The bull lurched with him as he lay on, and seemed to sink; then he was standing clear. He looked at the bull going down slowly over on his side, then suddenly four feet in the air.

Then he gestured at the crowd, his hand warm from the bull blood.

All right, you bastards! He wanted to say something, but he started to cough. It was hot and choking. He looked down for the muleta. He must go over and salute the president. President hell! He was sitting down looking at something. It was the bull. His four feet up. Thick tongue out. Things crawling around on his belly and under his legs. Crawling where the hair was thin. Dead bull. To hell with the bull! To hell with them all! He started to get to his feet and commenced to cough. He sat down again, coughing. Somebody came and pushed him up.

They carried him across the ring to the infirmary, running with him across the sand, standing blocked at the gate as the mules came in, then around under the dark passageway, men grunting as they took him up the stairway, and then laid him down.

The doctor and two men in white were waiting for him. They laid him out on the table. They were cutting away his shirt. Manuel felt tired. His whole chest felt scalding inside. He started to cough and they held something to his mouth. Everybody was very busy.

There was an electric light in his eyes. He shut his eyes.

He heard someone coming very heavily up the stairs. Then he did not hear it. Then he heard a noise far off. That was the crowd. Well, somebody would have to kill his other bull. They had cut away all his shirt. The doctor smiled at him. There was Retana.

“Hello, Retana!” Manuel said. He could not hear his voice.

Retana smiled at him and said something. Manuel could not hear it.

Zurito stood beside the table, bending over where the doctor was working. He was in his picador clothes, without his hat.

Zurito said something to him. Manuel could not hear it. Zurito was speaking to Retana. One of the men in white smiled and handed Retana a pair of scissors. Retana gave them to Zurito. Zurito said something to Manuel. He could not hear it.

To hell with this operating table! He’d been on plenty of operating tables before. He was not going to die. There would be a priest if he was going to die.

Zurito was saying something to him. Holding up the scissors.

That was it. They were going to cut off his coleta. They were going to cut off his pigtail.

Manuel sat up on the operating table. The doctor stepped back, angry. Someone grabbed him and held him.

“You couldn’t do a thing like that, Manos,” he said.
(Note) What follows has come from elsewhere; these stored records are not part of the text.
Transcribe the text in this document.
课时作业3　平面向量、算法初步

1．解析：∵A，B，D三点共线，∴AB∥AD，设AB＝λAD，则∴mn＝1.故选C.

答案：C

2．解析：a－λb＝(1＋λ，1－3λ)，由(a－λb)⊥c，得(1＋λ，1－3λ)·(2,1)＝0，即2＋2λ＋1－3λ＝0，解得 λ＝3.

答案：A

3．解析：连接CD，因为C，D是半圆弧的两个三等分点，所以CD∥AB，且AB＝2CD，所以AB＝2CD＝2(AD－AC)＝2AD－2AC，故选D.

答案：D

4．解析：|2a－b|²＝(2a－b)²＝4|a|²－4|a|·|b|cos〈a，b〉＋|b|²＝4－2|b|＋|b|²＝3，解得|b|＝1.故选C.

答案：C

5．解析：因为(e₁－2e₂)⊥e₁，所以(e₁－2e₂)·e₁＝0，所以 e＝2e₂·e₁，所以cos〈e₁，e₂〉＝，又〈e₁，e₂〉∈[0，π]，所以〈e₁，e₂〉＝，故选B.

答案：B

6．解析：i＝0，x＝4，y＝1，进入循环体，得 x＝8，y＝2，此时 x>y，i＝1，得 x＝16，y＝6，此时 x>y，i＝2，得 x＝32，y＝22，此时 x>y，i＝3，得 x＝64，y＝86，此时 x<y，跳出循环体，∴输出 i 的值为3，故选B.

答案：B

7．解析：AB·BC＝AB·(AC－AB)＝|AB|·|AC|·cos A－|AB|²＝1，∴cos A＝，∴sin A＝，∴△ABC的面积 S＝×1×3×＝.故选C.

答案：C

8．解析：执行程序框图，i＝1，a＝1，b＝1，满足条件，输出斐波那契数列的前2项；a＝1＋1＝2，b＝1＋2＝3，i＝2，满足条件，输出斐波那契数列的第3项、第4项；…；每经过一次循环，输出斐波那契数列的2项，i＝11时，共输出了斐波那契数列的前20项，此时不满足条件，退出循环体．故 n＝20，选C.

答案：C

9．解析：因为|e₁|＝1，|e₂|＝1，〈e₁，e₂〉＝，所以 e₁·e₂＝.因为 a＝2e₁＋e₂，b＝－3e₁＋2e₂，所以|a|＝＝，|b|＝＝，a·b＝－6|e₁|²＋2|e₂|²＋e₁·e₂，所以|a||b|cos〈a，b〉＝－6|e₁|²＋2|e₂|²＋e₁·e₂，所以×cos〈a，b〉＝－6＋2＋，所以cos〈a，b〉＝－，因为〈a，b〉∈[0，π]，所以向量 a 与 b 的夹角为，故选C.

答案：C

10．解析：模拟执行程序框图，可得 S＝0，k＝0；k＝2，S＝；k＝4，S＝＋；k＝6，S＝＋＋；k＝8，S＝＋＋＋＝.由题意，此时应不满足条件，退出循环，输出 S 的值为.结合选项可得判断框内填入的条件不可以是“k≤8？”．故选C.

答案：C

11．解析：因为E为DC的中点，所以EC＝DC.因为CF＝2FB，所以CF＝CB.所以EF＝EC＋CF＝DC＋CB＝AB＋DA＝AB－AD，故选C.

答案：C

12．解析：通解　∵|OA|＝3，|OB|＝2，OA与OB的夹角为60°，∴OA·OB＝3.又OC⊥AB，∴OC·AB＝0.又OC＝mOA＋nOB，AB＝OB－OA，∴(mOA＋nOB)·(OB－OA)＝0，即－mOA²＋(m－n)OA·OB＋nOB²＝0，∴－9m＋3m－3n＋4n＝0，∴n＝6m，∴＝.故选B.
He heard suddenly, clearly, Zurito’s voice.

“That’s all right,” Zurito said. “I won’t do it. I was joking.”

“I was going good,” Manuel said. “I didn’t have any luck. That was all.”

Manuel lay back. They had put something over his face. It was all familiar. He inhaled deeply. He felt very tired. He was very, very tired. They took the thing away from his face.

“I was going good,” Manuel said weakly. “I was going great.”